2. Line18, 好久没写指针操作,忘了递增p指针。


增加一个KMP实现, 算法请参考算法导论第32章。

1:    char *strStr(char *haystack, char *needle) {  
2:      // Start typing your C/C++ solution below  
3:      // DO NOT write int main() function  
4:      if(haystack == NULL || needle == NULL) return NULL;  
5:         int hlen = strlen(haystack);  
6:      int nlen = strlen(needle);  
7:      if(nlen ==0) return haystack;  
8:      if(hlen == 0 ) return NULL;  
9:      int pattern[100000];  
10:      GeneratePattern(needle, nlen, pattern);  
11:      return Match(haystack, needle, pattern);  
12:    }  
13:    void GeneratePattern(char* str, int len, int* pattern)  
14:    {  
15:      pattern[0] = -1;  
16:      int k =-1;  
17:      for(int j =1; j< len; j++)  
18:      {  
19:        while(k >-1 && str[k+1] != str[j])  

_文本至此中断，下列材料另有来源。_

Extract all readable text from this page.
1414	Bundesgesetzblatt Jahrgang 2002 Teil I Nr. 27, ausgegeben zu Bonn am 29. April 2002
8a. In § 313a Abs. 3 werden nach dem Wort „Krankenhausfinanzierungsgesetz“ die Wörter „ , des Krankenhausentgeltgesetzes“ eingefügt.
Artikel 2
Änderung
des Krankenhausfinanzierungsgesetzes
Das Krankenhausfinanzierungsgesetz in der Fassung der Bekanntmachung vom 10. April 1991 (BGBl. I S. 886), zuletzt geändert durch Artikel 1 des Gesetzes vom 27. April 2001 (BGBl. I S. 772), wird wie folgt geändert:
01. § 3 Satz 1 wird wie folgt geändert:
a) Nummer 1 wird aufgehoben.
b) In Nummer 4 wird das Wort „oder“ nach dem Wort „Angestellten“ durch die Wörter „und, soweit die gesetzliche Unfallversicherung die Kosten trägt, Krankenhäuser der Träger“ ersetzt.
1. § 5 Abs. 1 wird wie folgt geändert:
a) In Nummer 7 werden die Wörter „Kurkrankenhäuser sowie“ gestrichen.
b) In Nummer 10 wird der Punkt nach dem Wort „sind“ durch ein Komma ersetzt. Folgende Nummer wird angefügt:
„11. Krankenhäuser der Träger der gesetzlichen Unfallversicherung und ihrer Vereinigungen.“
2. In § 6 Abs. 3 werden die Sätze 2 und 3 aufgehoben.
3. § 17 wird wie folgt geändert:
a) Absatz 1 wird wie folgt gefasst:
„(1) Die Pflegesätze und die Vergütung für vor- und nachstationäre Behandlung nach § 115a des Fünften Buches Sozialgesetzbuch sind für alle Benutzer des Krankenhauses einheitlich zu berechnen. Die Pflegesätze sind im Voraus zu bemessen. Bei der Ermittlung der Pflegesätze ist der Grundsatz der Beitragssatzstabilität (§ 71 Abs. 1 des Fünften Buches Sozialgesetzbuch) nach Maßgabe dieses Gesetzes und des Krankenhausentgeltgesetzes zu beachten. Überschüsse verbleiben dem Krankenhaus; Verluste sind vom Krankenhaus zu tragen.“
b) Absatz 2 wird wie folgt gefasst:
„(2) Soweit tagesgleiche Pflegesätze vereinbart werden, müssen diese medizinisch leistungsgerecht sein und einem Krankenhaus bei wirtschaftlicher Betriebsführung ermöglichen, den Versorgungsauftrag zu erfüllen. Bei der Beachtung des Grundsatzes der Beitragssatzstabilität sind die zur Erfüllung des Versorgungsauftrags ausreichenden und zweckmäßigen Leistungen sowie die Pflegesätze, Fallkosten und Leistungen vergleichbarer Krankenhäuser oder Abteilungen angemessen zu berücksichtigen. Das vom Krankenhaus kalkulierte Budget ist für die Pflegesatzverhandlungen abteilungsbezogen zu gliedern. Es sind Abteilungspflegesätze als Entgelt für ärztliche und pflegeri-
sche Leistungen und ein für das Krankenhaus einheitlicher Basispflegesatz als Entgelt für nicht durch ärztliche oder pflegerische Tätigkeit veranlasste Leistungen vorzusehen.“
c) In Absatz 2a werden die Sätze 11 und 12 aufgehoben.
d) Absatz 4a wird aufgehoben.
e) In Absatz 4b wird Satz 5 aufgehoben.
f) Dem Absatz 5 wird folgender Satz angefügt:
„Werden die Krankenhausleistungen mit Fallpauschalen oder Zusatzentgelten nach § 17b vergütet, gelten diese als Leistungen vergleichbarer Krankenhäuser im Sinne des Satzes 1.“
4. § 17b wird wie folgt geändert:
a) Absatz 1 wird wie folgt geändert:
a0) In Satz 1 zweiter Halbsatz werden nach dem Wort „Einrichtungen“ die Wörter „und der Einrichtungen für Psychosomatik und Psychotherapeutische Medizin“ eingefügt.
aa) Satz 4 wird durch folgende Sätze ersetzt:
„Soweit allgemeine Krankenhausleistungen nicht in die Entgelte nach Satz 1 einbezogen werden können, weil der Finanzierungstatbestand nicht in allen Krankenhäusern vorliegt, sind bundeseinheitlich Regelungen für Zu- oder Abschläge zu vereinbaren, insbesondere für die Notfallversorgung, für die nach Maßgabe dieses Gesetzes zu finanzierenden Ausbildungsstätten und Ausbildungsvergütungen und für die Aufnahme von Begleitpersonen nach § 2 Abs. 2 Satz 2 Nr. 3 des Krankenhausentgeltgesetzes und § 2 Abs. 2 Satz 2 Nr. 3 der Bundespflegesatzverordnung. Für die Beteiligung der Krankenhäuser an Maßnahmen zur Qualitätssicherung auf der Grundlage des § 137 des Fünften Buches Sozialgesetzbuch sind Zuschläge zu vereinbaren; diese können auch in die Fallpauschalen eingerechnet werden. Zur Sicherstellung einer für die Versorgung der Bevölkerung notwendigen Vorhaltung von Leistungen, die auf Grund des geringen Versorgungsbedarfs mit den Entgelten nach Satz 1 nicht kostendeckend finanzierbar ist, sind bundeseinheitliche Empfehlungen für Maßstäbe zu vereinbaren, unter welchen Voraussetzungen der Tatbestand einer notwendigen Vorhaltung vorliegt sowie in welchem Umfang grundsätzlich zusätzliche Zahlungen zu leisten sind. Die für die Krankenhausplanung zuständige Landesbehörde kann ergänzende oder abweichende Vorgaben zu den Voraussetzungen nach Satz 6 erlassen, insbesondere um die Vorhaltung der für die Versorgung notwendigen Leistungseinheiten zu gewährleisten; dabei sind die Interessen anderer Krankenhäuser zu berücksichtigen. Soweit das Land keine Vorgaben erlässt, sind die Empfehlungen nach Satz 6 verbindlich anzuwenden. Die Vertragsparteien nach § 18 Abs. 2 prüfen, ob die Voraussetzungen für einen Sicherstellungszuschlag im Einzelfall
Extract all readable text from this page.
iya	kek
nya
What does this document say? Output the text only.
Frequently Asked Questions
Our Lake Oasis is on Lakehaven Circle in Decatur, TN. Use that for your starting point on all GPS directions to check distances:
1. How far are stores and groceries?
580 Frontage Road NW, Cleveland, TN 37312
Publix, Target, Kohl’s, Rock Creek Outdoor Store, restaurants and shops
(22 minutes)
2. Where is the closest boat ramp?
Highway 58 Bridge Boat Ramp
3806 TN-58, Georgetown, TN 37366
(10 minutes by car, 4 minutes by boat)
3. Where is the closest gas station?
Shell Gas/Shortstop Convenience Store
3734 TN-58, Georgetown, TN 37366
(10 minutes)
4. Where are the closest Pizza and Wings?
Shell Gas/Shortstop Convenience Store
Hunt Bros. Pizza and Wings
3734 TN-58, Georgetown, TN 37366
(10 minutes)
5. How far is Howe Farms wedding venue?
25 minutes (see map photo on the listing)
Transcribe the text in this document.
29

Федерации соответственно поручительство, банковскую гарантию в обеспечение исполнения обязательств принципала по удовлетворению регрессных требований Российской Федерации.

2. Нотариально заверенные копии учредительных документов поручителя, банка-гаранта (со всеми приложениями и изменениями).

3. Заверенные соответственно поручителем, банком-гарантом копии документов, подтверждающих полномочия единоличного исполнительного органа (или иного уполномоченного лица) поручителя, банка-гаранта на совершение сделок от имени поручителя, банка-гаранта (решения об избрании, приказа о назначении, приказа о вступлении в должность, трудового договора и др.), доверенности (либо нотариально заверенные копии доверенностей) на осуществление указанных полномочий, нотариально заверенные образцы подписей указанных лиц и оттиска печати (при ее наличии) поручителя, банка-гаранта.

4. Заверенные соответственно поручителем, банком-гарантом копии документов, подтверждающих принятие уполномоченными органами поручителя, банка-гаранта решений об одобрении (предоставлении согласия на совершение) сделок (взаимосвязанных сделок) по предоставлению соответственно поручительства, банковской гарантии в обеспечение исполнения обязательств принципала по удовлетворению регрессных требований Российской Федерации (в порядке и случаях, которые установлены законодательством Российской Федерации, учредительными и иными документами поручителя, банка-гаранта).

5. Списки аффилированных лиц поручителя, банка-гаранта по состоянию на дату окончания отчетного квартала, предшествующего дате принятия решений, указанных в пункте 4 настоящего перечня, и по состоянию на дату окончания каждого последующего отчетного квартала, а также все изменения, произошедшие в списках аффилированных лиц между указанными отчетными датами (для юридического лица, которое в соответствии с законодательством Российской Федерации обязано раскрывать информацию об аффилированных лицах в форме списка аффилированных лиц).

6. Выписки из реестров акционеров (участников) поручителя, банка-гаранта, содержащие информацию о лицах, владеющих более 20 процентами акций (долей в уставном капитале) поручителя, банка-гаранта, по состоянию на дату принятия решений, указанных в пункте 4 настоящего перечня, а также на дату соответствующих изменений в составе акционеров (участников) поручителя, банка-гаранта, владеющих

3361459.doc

20:          k = pattern[k];  
21:        if(str[k+1] == str[j])  
22:          k++;  
23:        pattern[j] = k;  
24:      }  
25:    }  
26:    char* Match(char* haystack, char* needle, int* pattern)  
27:    {  
28:      int hlen = strlen(haystack);  
29:      int nlen = strlen(needle);      
30:      int k =-1;  
31:      for(int j =0; j< hlen; j++, haystack++)  
32:      {  
33:        while(k >-1 && needle[k+1] != *haystack)  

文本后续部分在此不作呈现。